Ojciec Salmana, Ramadan, również został aresztowany w Libii, podczas gdy w Wielkiej Brytanii Ismail, starszy brat Salmana, przebywa w areszcie od dnia ataku.
W sumie osiem osób zostało zatrzymanych w Wielkiej Brytanii po tym, jak dwóch kolejnych mężczyzn zostało aresztowanych w Greater Manchester. Były też naloty i aresztowania w Wigan i Nuneaton w Warwickshire.
Co powiedzieli ci, którzy znali Abedi?
Sąsiad z obszaru Whalley Range w południowym Manchesterze, gdzie mieszkała rodzina Abedi, powiedział: Codzienny Telegraf zauważyła, że Abedi „dziwnie się zachowuje” w ostatnich miesiącach, m.in. głośno intonując arabskie modlitwy na ulicy.

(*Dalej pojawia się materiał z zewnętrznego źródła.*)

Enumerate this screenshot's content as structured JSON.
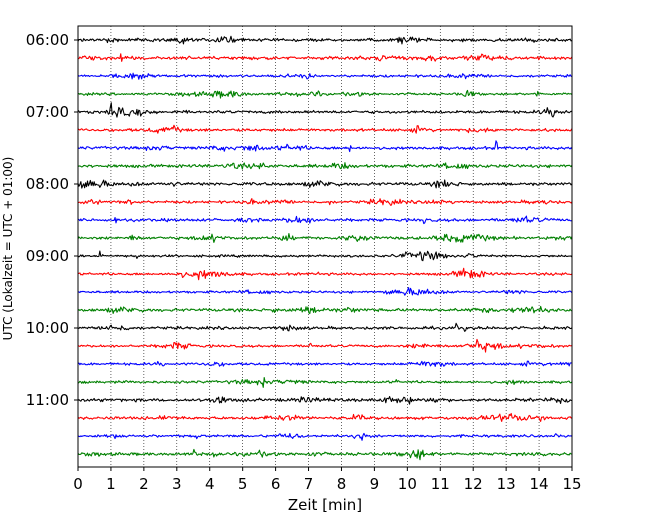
{
  "chart_data": {
    "type": "line",
    "xlabel": "Zeit  [min]",
    "ylabel": "UTC (Lokalzeit = UTC + 01:00)",
    "xlim": [
      0,
      15
    ],
    "x_ticks": [
      0,
      1,
      2,
      3,
      4,
      5,
      6,
      7,
      8,
      9,
      10,
      11,
      12,
      13,
      14,
      15
    ],
    "x_tick_labels": [
      "0",
      "1",
      "2",
      "3",
      "4",
      "5",
      "6",
      "7",
      "8",
      "9",
      "10",
      "11",
      "12",
      "13",
      "14",
      "15"
    ],
    "y_ticks": [
      "06:00",
      "07:00",
      "08:00",
      "09:00",
      "10:00",
      "11:00"
    ],
    "vertical_grid": "dotted",
    "trace_minutes": 15,
    "trace_colors": [
      "#000000",
      "#ff0000",
      "#0000ff",
      "#008000"
    ],
    "traces": [
      {
        "start": "06:00",
        "color": "#000000"
      },
      {
        "start": "06:15",
        "color": "#ff0000"
      },
      {
        "start": "06:30",
        "color": "#0000ff"
      },
      {
        "start": "06:45",
        "color": "#008000"
      },
      {
        "start": "07:00",
        "color": "#000000"
      },
      {
        "start": "07:15",
        "color": "#ff0000"
      },
      {
        "start": "07:30",
        "color": "#0000ff"
      },
      {
        "start": "07:45",
        "color": "#008000"
      },
      {
        "start": "08:00",
        "color": "#000000"
      },
      {
        "start": "08:15",
        "color": "#ff0000"
      },
      {
        "start": "08:30",
        "color": "#0000ff"
      },
      {
        "start": "08:45",
        "color": "#008000"
      },
      {
        "start": "09:00",
        "color": "#000000"
      },
      {
        "start": "09:15",
        "color": "#ff0000"
      },
      {
        "start": "09:30",
        "color": "#0000ff"
      },
      {
        "start": "09:45",
        "color": "#008000"
      },
      {
        "start": "10:00",
        "color": "#000000"
      },
      {
        "start": "10:15",
        "color": "#ff0000"
      },
      {
        "start": "10:30",
        "color": "#0000ff"
      },
      {
        "start": "10:45",
        "color": "#008000"
      },
      {
        "start": "11:00",
        "color": "#000000"
      },
      {
        "start": "11:15",
        "color": "#ff0000"
      },
      {
        "start": "11:30",
        "color": "#0000ff"
      },
      {
        "start": "11:45",
        "color": "#008000"
      }
    ]
  }
}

Imam w meczecie opowiedział Guardianowi o incydencie z 2015 roku, który sugerował, że sympatie dżihadystyczne Abediego już wtedy się ukształtowały.
Mohammed Saeed powiedział, że wygłosił kazanie potępiające Państwo Islamskie i libijską grupę terrorystyczną Ansar al-Sharia, kiedy „Salman pokazał mi twarz nienawiści”.

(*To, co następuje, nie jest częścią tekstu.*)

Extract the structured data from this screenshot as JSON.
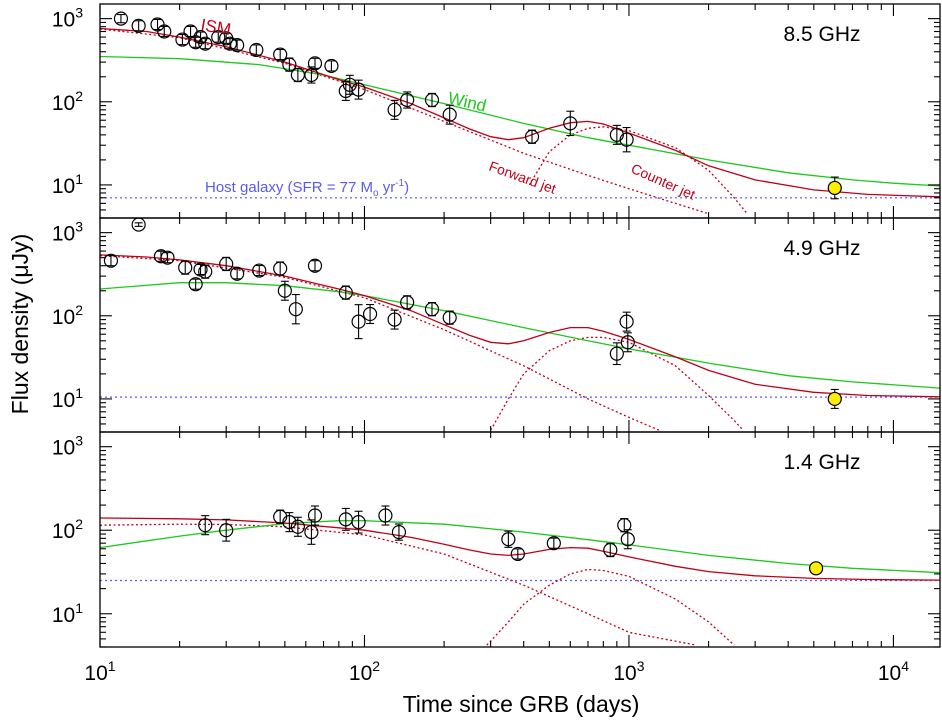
{
  "chart_data": {
    "type": "scatter",
    "xlabel": "Time since GRB (days)",
    "ylabel": "Flux density (μJy)",
    "x_scale": "log",
    "y_scale": "log",
    "xlim": [
      10,
      15000
    ],
    "ylim": [
      4,
      1500
    ],
    "x_ticks": [
      {
        "value": 10,
        "base": "10",
        "exp": "1"
      },
      {
        "value": 100,
        "base": "10",
        "exp": "2"
      },
      {
        "value": 1000,
        "base": "10",
        "exp": "3"
      },
      {
        "value": 10000,
        "base": "10",
        "exp": "4"
      }
    ],
    "y_ticks": [
      {
        "value": 10,
        "base": "10",
        "exp": "1"
      },
      {
        "value": 100,
        "base": "10",
        "exp": "2"
      },
      {
        "value": 1000,
        "base": "10",
        "exp": "3"
      }
    ],
    "colors": {
      "ism": "#c0001a",
      "wind": "#1ec81e",
      "host": "#5a5aee",
      "late_point": "#ffee00"
    },
    "panels": [
      {
        "label": "8.5 GHz",
        "host_level": 7,
        "annotations": {
          "ism": "ISM",
          "wind": "Wind",
          "forward": "Forward jet",
          "counter": "Counter jet",
          "host_prefix": "Host galaxy (SFR = 77 M",
          "host_sub": "o",
          "host_mid": " yr",
          "host_sup": "-1",
          "host_suffix": ")"
        },
        "data": [
          [
            12,
            1000,
            1.12,
            1.12
          ],
          [
            14,
            820,
            1.15,
            1.15
          ],
          [
            16.5,
            850,
            1.15,
            1.15
          ],
          [
            17.5,
            700,
            1.15,
            1.15
          ],
          [
            20.5,
            560,
            1.15,
            1.15
          ],
          [
            22,
            700,
            1.15,
            1.15
          ],
          [
            23,
            520,
            1.15,
            1.15
          ],
          [
            24,
            600,
            1.15,
            1.15
          ],
          [
            25,
            500,
            1.15,
            1.15
          ],
          [
            28,
            600,
            1.15,
            1.15
          ],
          [
            30,
            580,
            1.15,
            1.15
          ],
          [
            31,
            500,
            1.15,
            1.15
          ],
          [
            33,
            480,
            1.15,
            1.15
          ],
          [
            39,
            420,
            1.15,
            1.15
          ],
          [
            48,
            370,
            1.15,
            1.15
          ],
          [
            52,
            280,
            1.2,
            1.2
          ],
          [
            56,
            210,
            1.2,
            1.2
          ],
          [
            63,
            210,
            1.25,
            1.25
          ],
          [
            65,
            290,
            1.15,
            1.15
          ],
          [
            75,
            270,
            1.15,
            1.15
          ],
          [
            85,
            135,
            1.3,
            1.3
          ],
          [
            88,
            160,
            1.3,
            1.3
          ],
          [
            95,
            140,
            1.3,
            1.3
          ],
          [
            130,
            80,
            1.3,
            1.3
          ],
          [
            145,
            105,
            1.25,
            1.25
          ],
          [
            180,
            105,
            1.2,
            1.2
          ],
          [
            210,
            70,
            1.3,
            1.3
          ],
          [
            430,
            38,
            1.2,
            1.2
          ],
          [
            600,
            55,
            1.4,
            1.4
          ],
          [
            900,
            40,
            1.3,
            1.3
          ],
          [
            980,
            35,
            1.4,
            1.4
          ]
        ],
        "late": [
          [
            6000,
            9.2,
            1.35,
            1.35
          ]
        ],
        "ism_curve": [
          [
            10,
            760
          ],
          [
            15,
            700
          ],
          [
            20,
            600
          ],
          [
            30,
            460
          ],
          [
            50,
            300
          ],
          [
            80,
            185
          ],
          [
            100,
            150
          ],
          [
            150,
            95
          ],
          [
            200,
            64
          ],
          [
            250,
            47
          ],
          [
            300,
            38
          ],
          [
            350,
            35
          ],
          [
            400,
            37
          ],
          [
            500,
            48
          ],
          [
            600,
            56
          ],
          [
            700,
            58
          ],
          [
            800,
            54
          ],
          [
            1000,
            42
          ],
          [
            1500,
            26
          ],
          [
            2000,
            17
          ],
          [
            3000,
            11.5
          ],
          [
            5000,
            8.7
          ],
          [
            8000,
            7.7
          ],
          [
            15000,
            7.2
          ]
        ],
        "forward_curve": [
          [
            10,
            750
          ],
          [
            20,
            590
          ],
          [
            50,
            290
          ],
          [
            100,
            140
          ],
          [
            200,
            58
          ],
          [
            400,
            24
          ],
          [
            700,
            13
          ],
          [
            1000,
            9
          ],
          [
            1500,
            6
          ],
          [
            2000,
            4.5
          ]
        ],
        "counter_curve": [
          [
            420,
            10
          ],
          [
            500,
            25
          ],
          [
            600,
            40
          ],
          [
            700,
            48
          ],
          [
            800,
            50
          ],
          [
            1000,
            45
          ],
          [
            1500,
            28
          ],
          [
            2000,
            15
          ],
          [
            2500,
            7
          ],
          [
            2800,
            4.5
          ]
        ],
        "wind_curve": [
          [
            10,
            350
          ],
          [
            20,
            330
          ],
          [
            40,
            280
          ],
          [
            70,
            210
          ],
          [
            100,
            160
          ],
          [
            200,
            95
          ],
          [
            400,
            55
          ],
          [
            700,
            37
          ],
          [
            1000,
            30
          ],
          [
            2000,
            20
          ],
          [
            4000,
            14
          ],
          [
            7000,
            11.5
          ],
          [
            10000,
            10.5
          ],
          [
            15000,
            9.7
          ]
        ]
      },
      {
        "label": "4.9 GHz",
        "host_level": 10.5,
        "data": [
          [
            11,
            460,
            1.15,
            1.15
          ],
          [
            14,
            1250,
            1.05,
            1.05
          ],
          [
            17,
            520,
            1.15,
            1.15
          ],
          [
            18,
            500,
            1.15,
            1.15
          ],
          [
            21,
            380,
            1.2,
            1.2
          ],
          [
            23,
            240,
            1.15,
            1.15
          ],
          [
            24,
            360,
            1.15,
            1.15
          ],
          [
            25,
            340,
            1.2,
            1.2
          ],
          [
            30,
            420,
            1.2,
            1.2
          ],
          [
            33,
            320,
            1.15,
            1.15
          ],
          [
            40,
            350,
            1.15,
            1.15
          ],
          [
            48,
            370,
            1.2,
            1.2
          ],
          [
            50,
            200,
            1.3,
            1.3
          ],
          [
            55,
            120,
            1.5,
            1.5
          ],
          [
            65,
            400,
            1.15,
            1.15
          ],
          [
            85,
            190,
            1.2,
            1.2
          ],
          [
            95,
            85,
            1.6,
            1.6
          ],
          [
            105,
            105,
            1.3,
            1.3
          ],
          [
            130,
            90,
            1.3,
            1.3
          ],
          [
            145,
            145,
            1.2,
            1.2
          ],
          [
            180,
            120,
            1.2,
            1.2
          ],
          [
            210,
            95,
            1.2,
            1.2
          ],
          [
            900,
            35,
            1.35,
            1.35
          ],
          [
            980,
            85,
            1.3,
            1.3
          ],
          [
            990,
            48,
            1.3,
            1.3
          ]
        ],
        "late": [
          [
            6000,
            10,
            1.3,
            1.3
          ]
        ],
        "ism_curve": [
          [
            10,
            540
          ],
          [
            15,
            510
          ],
          [
            20,
            470
          ],
          [
            30,
            400
          ],
          [
            50,
            300
          ],
          [
            80,
            210
          ],
          [
            100,
            175
          ],
          [
            150,
            115
          ],
          [
            200,
            78
          ],
          [
            250,
            58
          ],
          [
            300,
            48
          ],
          [
            350,
            46
          ],
          [
            400,
            50
          ],
          [
            500,
            63
          ],
          [
            600,
            72
          ],
          [
            700,
            72
          ],
          [
            800,
            65
          ],
          [
            1000,
            52
          ],
          [
            1500,
            32
          ],
          [
            2000,
            22
          ],
          [
            3000,
            15
          ],
          [
            5000,
            12
          ],
          [
            8000,
            11
          ],
          [
            15000,
            10.6
          ]
        ],
        "forward_curve": [
          [
            10,
            530
          ],
          [
            20,
            460
          ],
          [
            50,
            290
          ],
          [
            100,
            165
          ],
          [
            200,
            68
          ],
          [
            400,
            25
          ],
          [
            700,
            10
          ],
          [
            1000,
            6
          ],
          [
            1300,
            4.2
          ]
        ],
        "counter_curve": [
          [
            300,
            4.2
          ],
          [
            350,
            10
          ],
          [
            400,
            20
          ],
          [
            500,
            38
          ],
          [
            600,
            50
          ],
          [
            700,
            55
          ],
          [
            800,
            55
          ],
          [
            1000,
            48
          ],
          [
            1500,
            25
          ],
          [
            2000,
            11
          ],
          [
            2500,
            5.5
          ],
          [
            2700,
            4.2
          ]
        ],
        "wind_curve": [
          [
            10,
            210
          ],
          [
            20,
            250
          ],
          [
            30,
            250
          ],
          [
            50,
            230
          ],
          [
            80,
            195
          ],
          [
            100,
            175
          ],
          [
            200,
            115
          ],
          [
            400,
            72
          ],
          [
            700,
            50
          ],
          [
            1000,
            40
          ],
          [
            2000,
            27
          ],
          [
            4000,
            19
          ],
          [
            7000,
            16
          ],
          [
            15000,
            13.5
          ]
        ]
      },
      {
        "label": "1.4 GHz",
        "host_level": 25,
        "data": [
          [
            25,
            115,
            1.3,
            1.3
          ],
          [
            30,
            100,
            1.35,
            1.35
          ],
          [
            48,
            145,
            1.2,
            1.2
          ],
          [
            52,
            125,
            1.3,
            1.3
          ],
          [
            56,
            110,
            1.3,
            1.3
          ],
          [
            63,
            95,
            1.4,
            1.4
          ],
          [
            65,
            150,
            1.3,
            1.3
          ],
          [
            85,
            135,
            1.35,
            1.35
          ],
          [
            95,
            125,
            1.35,
            1.35
          ],
          [
            120,
            150,
            1.3,
            1.3
          ],
          [
            135,
            95,
            1.25,
            1.25
          ],
          [
            350,
            78,
            1.25,
            1.25
          ],
          [
            380,
            52,
            1.15,
            1.15
          ],
          [
            520,
            70,
            1.15,
            1.15
          ],
          [
            850,
            58,
            1.2,
            1.2
          ],
          [
            960,
            115,
            1.2,
            1.2
          ],
          [
            990,
            78,
            1.3,
            1.3
          ]
        ],
        "late": [
          [
            5100,
            35,
            1.15,
            1.15
          ]
        ],
        "ism_curve": [
          [
            10,
            140
          ],
          [
            20,
            137
          ],
          [
            30,
            133
          ],
          [
            50,
            122
          ],
          [
            80,
            107
          ],
          [
            100,
            100
          ],
          [
            150,
            82
          ],
          [
            200,
            68
          ],
          [
            250,
            58
          ],
          [
            300,
            52
          ],
          [
            350,
            50
          ],
          [
            400,
            52
          ],
          [
            500,
            59
          ],
          [
            600,
            62
          ],
          [
            700,
            61
          ],
          [
            800,
            56
          ],
          [
            1000,
            48
          ],
          [
            1500,
            37
          ],
          [
            2000,
            32
          ],
          [
            3000,
            28.5
          ],
          [
            5000,
            26.5
          ],
          [
            8000,
            25.7
          ],
          [
            15000,
            25.3
          ]
        ],
        "forward_curve": [
          [
            10,
            115
          ],
          [
            20,
            118
          ],
          [
            30,
            117
          ],
          [
            50,
            110
          ],
          [
            100,
            88
          ],
          [
            200,
            52
          ],
          [
            400,
            22
          ],
          [
            700,
            10
          ],
          [
            1000,
            6
          ],
          [
            1800,
            4.2
          ]
        ],
        "counter_curve": [
          [
            290,
            4.2
          ],
          [
            350,
            8
          ],
          [
            400,
            13
          ],
          [
            500,
            22
          ],
          [
            600,
            30
          ],
          [
            700,
            34
          ],
          [
            800,
            33
          ],
          [
            1000,
            28
          ],
          [
            1500,
            15
          ],
          [
            2000,
            8
          ],
          [
            2500,
            4.2
          ]
        ],
        "wind_curve": [
          [
            10,
            62
          ],
          [
            20,
            85
          ],
          [
            30,
            100
          ],
          [
            50,
            120
          ],
          [
            80,
            130
          ],
          [
            100,
            130
          ],
          [
            200,
            118
          ],
          [
            400,
            95
          ],
          [
            700,
            77
          ],
          [
            1000,
            67
          ],
          [
            2000,
            50
          ],
          [
            4000,
            40
          ],
          [
            7000,
            35
          ],
          [
            15000,
            31
          ]
        ]
      }
    ]
  }
}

Dodał: „Okazywał mi nienawiść”.
Pracownik społeczności muzułmańskiej powiedział także BBC, że kilka lat temu członkowie społeczeństwa zadzwonili na policyjną gorącą linię antyterrorystyczną, ostrzegając przed skrajnymi i brutalnymi poglądami Abediego.
Martwili się, że „popierał terroryzm” i wyrażali pogląd, że „bycie zamachowcem-samobójcą było w porządku”.
Jednak niektórzy członkowie lokalnej społeczności libijskiej wyrazili zdziwienie, że za zamach odpowiada młody człowiek, którego znali jako cichy i wycofany syn z pobożnie religijnej rodziny.
„Przyjaciele pamiętają go jako dobrego piłkarza, zagorzałego kibica Manchesteru United i użytkownika marihuany”, mówi BBC .
Rozmawiałem z kimś, kto dobrze zna Abediego, który mówi, że regularnie był naćpany i chodził do meczetu Didsbury tylko dlatego, że był to libijski rząd
— Shafik Mandhai (@ShafikFM) 24 maja 2017 r.
„Jest tak mało prawdopodobną osobą, aby to zrobił” – powiedział przyjaciel rodziny Opiekun . Dodał, że ojciec Abediego będzie „zrozpaczony” postępowaniem syna.
Ramadan Abedi jest dobrze znaną postacią w meczecie Didsbury, gdzie śpiewał wezwanie do modlitwy.
„Zawsze bardzo konfrontował się z ideologią dżihadu” – dodał przyjaciel rodziny. „Rodzina będzie zdruzgotana”.